Barr’s testimony before the Senate Judiciary Committee highlights one such example: The attorney general confirmed his understanding that the Obama administration had failed to provide Trump a defensive briefing before January 2017, to inform him of “what the Russians were trying to do and [to] advise him to tell people affiliated with his campaign to be on their guard and vigilant about Russians efforts to undermine public confidence in the election.”
“I can’t fathom why it did not happen, if you’re concerned about interference in the election,” Barr told the senators. With three former U.S. attorneys involved in the campaign, “I don’t understand why the bureau would not have given a defensive briefing,” the attorney general testified.
There is much more, but you get the drift. Knowing that the Russians were carrying out a clumsy effort to sow dissension in connection with the election, Barack Obama and his minions may have chosen not to try to stop the Russian interference, but rather to rather to set up or frame Donald Trump and his campaign for “colluding” with it. Cleveland concludes:
While most of these examples connect to Spygate and suggest the Obama administration and career DOJ and FBI employees inappropriately targeted the Trump campaign, that is but half the scandal. The corollary consists of the Obama administration’s reckless handling of Russia’s interference in the 2016 election and its decision to prioritize a sting of the Trump campaign over fighting foreign influence on the electorate.

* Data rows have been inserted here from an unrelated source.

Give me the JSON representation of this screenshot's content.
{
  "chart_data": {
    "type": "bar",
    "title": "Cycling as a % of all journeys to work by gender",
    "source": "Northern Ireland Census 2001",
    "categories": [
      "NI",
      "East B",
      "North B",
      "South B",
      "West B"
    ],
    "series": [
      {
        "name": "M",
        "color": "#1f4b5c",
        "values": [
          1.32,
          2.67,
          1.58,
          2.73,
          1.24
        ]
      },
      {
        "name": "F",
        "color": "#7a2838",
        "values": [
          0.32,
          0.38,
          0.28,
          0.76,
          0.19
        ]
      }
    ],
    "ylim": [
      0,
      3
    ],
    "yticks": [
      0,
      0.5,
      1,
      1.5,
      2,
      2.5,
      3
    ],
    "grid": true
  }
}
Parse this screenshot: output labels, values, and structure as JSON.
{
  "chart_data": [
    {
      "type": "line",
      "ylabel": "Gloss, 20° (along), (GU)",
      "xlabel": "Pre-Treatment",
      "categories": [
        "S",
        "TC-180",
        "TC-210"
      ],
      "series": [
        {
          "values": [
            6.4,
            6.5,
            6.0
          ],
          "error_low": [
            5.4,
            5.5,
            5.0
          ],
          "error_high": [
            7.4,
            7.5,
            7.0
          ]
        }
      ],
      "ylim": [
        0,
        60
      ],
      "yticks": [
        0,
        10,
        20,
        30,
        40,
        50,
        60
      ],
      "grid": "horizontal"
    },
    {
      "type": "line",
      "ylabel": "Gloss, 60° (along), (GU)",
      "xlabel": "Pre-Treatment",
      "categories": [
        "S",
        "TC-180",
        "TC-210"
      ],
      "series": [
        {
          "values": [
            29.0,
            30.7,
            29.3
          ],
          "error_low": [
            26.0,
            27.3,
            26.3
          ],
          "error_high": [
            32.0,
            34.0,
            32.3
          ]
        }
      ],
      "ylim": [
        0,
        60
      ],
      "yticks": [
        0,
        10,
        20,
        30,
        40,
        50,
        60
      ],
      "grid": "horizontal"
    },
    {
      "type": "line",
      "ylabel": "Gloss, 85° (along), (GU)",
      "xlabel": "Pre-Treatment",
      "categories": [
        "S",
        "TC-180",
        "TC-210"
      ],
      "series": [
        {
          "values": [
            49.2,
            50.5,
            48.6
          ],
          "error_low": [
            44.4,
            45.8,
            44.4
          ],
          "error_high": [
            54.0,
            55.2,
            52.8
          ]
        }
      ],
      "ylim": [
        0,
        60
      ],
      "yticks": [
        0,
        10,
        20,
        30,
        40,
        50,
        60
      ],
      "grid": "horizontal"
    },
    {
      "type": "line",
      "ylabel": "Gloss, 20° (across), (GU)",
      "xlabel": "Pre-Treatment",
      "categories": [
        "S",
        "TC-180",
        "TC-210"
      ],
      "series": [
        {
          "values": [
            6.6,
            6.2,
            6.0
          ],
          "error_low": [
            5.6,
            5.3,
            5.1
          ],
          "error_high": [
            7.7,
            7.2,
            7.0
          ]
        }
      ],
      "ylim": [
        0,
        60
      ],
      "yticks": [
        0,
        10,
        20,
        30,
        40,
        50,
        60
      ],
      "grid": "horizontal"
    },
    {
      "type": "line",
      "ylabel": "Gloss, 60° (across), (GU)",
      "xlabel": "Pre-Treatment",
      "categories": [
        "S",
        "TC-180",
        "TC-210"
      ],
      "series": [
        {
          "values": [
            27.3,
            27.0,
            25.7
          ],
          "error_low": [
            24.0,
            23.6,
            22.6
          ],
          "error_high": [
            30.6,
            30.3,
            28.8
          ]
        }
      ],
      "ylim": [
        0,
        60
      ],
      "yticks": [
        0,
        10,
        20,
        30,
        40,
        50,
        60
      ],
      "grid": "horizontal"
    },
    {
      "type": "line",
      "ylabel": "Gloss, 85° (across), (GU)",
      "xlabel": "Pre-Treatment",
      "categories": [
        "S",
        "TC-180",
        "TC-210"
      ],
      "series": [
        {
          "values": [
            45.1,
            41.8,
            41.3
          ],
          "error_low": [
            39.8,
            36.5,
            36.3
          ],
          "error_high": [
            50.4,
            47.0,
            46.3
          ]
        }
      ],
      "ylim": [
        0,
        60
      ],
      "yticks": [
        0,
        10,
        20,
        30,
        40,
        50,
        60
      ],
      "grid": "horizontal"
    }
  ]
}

I have thought there was no way the Russiagate scandal could get much worse, but now I suspect I was wrong. Another question occurs to me: reportedly, Hillary and her campaign advisers decided as early as the day after the election to blame her loss on Russian “meddling.” Did Hillary know that the Obama administration had laid the groundwork to set up the Trump campaign as complicit in the Russians’ dirty tricks? After all, she paid for the Steele dossier. It would have taken very little to clue her in to the fact that Obama administration minions, whom she probably knew well by virtue of her time as Secretary of State, had been spying on the Trump campaign with a view toward either trying to assure her victory, or disabling the incoming Trump administration in the unlikely event that he might win.